Retail sales reflect the sale of durable and non-durable goods. They do not include services, healthcare, or rents.

The Consumer Price index for February came in at a blistering 7.9%. But that only tells part of the story.

Since retail sales are expressed in dollar amounts, they reflect both units sold and rising prices. That means there are two ways retail sales can go up.

  1. Consumers buy a larger quantity of stuff.
  2. The price of the stuff they’re buying goes up.

In other words, just because dollar widget sales increase doesn’t mean people bought more widgets. It could be that they bought fewer widgets but paid more for them.

This is exactly what’s happening in many retail sales segments.

The CPI for durable goods spiked by 18.7% year-on-year in February. That was the biggest increase since the 1950s. The CPI for non-durable goods surged by 10.7%.

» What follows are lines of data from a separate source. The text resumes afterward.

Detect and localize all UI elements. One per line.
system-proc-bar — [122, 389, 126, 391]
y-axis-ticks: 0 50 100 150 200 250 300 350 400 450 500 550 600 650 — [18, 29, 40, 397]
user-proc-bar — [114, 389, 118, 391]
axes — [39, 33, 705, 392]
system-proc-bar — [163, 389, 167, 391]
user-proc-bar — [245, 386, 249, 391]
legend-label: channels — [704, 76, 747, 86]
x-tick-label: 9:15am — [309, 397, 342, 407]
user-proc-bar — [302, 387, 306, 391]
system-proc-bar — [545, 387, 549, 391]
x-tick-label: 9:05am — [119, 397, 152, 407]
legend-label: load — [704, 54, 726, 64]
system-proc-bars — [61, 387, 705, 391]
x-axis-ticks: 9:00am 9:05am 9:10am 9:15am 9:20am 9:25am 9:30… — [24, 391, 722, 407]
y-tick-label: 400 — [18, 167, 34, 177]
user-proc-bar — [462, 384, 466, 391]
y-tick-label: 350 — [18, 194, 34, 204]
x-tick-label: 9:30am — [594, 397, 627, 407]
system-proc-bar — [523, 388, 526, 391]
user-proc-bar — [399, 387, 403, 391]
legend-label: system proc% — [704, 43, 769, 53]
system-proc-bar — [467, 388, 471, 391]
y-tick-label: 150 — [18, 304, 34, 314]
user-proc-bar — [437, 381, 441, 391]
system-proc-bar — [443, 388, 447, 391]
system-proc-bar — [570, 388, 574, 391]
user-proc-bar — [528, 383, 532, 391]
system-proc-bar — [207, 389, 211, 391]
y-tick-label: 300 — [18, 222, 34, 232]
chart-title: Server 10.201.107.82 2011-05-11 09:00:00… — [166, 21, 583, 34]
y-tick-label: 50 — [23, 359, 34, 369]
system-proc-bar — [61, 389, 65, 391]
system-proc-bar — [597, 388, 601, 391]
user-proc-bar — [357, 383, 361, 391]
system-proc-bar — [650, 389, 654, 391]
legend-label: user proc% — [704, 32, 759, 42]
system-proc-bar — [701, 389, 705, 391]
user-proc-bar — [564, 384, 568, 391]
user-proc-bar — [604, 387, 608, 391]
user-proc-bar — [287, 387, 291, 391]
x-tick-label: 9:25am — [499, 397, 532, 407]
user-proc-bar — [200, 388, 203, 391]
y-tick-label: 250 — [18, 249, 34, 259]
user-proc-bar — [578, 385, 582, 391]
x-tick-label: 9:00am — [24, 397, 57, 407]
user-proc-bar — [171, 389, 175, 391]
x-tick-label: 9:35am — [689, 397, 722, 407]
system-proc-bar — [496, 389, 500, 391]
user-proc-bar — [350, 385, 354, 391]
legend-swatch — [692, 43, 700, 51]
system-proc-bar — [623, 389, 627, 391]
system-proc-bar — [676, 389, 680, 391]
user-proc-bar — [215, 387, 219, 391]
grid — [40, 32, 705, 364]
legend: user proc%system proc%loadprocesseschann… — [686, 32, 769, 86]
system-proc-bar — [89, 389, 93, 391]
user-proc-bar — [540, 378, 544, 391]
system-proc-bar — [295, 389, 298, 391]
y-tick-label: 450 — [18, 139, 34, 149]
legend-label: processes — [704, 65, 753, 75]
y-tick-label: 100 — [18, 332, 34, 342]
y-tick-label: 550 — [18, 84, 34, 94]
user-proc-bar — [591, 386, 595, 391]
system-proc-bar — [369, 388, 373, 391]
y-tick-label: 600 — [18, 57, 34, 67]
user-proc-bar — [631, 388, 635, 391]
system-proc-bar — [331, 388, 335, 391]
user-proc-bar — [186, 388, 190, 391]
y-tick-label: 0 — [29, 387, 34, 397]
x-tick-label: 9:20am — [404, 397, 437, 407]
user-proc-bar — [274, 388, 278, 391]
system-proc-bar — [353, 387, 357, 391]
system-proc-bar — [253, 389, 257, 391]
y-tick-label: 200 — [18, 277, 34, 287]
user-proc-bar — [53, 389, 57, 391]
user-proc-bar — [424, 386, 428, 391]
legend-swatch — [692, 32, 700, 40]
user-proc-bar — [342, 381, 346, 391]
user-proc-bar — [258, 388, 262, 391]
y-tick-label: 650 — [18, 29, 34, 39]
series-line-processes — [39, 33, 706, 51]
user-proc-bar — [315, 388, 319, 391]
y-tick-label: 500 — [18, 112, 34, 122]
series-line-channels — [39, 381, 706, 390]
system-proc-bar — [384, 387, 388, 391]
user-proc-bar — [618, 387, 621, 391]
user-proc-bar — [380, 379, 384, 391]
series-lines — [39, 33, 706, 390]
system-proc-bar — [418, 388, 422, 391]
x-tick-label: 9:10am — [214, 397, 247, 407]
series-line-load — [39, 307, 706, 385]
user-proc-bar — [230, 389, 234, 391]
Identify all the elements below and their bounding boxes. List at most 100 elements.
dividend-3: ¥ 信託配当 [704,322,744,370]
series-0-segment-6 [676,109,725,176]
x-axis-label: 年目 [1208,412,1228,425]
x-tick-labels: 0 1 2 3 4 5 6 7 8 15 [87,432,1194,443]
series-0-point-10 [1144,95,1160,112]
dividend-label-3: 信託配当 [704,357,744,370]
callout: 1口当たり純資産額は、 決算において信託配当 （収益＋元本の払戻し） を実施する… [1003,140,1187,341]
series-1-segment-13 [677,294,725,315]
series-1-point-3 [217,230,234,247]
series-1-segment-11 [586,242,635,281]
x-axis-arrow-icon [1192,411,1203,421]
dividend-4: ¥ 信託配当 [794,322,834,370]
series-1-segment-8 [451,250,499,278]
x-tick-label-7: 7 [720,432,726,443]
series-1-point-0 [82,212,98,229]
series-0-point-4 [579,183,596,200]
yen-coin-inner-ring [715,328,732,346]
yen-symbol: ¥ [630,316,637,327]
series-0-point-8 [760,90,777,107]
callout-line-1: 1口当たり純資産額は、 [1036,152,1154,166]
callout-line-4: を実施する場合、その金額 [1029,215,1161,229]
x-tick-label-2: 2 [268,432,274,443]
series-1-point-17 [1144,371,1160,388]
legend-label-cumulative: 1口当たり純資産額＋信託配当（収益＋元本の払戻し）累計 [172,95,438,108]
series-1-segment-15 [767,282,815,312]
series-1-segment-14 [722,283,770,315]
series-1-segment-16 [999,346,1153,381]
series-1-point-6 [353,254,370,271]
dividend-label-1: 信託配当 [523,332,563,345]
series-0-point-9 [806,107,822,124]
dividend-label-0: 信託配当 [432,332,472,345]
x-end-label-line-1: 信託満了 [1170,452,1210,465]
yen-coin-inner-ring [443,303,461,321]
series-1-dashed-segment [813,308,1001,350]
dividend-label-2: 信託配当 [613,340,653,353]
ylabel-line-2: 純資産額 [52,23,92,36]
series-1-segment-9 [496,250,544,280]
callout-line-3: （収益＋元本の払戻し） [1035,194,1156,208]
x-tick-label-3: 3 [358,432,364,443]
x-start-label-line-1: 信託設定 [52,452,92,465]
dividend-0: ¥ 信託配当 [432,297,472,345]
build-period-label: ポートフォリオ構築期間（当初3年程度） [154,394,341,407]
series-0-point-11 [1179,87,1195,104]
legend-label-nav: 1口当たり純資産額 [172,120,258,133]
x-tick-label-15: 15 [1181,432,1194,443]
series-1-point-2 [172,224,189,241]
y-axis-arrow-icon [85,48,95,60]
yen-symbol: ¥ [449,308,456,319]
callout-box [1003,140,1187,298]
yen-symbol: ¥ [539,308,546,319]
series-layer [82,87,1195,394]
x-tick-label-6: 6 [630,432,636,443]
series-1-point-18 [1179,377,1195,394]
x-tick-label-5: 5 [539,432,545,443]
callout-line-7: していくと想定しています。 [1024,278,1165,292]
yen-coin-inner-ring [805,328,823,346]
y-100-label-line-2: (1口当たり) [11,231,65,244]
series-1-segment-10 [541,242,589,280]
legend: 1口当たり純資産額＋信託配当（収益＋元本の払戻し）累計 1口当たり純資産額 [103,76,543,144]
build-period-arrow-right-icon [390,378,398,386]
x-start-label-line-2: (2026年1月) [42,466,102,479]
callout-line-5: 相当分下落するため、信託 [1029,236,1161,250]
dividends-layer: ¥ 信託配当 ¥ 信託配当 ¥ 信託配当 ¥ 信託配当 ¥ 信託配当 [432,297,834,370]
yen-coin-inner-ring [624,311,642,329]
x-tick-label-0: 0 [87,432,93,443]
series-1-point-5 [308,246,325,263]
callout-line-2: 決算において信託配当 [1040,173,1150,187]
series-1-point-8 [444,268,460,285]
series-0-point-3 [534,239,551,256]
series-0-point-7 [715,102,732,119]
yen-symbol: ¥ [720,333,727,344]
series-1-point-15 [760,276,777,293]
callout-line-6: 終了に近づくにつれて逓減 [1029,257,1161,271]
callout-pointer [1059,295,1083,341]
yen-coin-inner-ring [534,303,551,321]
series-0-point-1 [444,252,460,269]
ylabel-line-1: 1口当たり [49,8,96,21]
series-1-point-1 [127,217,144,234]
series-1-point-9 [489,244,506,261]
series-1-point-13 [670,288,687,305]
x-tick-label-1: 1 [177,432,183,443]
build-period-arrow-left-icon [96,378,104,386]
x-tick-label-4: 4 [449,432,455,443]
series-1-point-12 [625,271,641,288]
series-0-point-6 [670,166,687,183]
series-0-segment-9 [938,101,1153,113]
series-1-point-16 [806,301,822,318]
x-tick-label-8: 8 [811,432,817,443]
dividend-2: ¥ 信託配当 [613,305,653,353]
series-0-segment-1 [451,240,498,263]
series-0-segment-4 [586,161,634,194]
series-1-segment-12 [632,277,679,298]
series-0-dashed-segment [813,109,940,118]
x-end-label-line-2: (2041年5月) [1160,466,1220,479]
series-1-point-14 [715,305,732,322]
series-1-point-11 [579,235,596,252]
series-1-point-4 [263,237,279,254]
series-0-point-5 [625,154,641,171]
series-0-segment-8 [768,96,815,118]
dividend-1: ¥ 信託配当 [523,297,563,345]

This helps us put the retail sales number in context. Since retail sales numbers are not inflation-adjusted, the 17.9% increase in sales reflects an 18.7% increase in the cost of durable goods and a 10.7% increase in the cost of non-durable goods.

In other words, Americans are spending a lot more money but they’re not getting much more for it. They’re simply paying more to keep up with inflation. WolfStreet summed it up nicely.

Consumers are making heroic efforts to spend what they have and earn and can borrow to keep up with inflation, and maybe spend a little extra on top of inflation.”

So, while the mainstream trumpets strong retail sales as a sign of a healthy economy, saying things like, “The two-month numbers suggest that real consumption growth remains reasonably solid,” it’s not.

It’s just inflation.

More concerning is the fact that despite surging prices, retail sales came in slightly below expectations in February. This could indicate that consumers are feeling the squeeze and making an effort to slow down on their spending.

This raises an important question: how much longer can over-indebted consumers keep paying these upward-spiraling prices? Especially given the fact that the Fed is now raising borrowing costs?

They can’t.

They’re going to have to start cutting back on many buying a lot of stuff just to keep up with the rising cost of necessities.

This does not bode well for the economic future.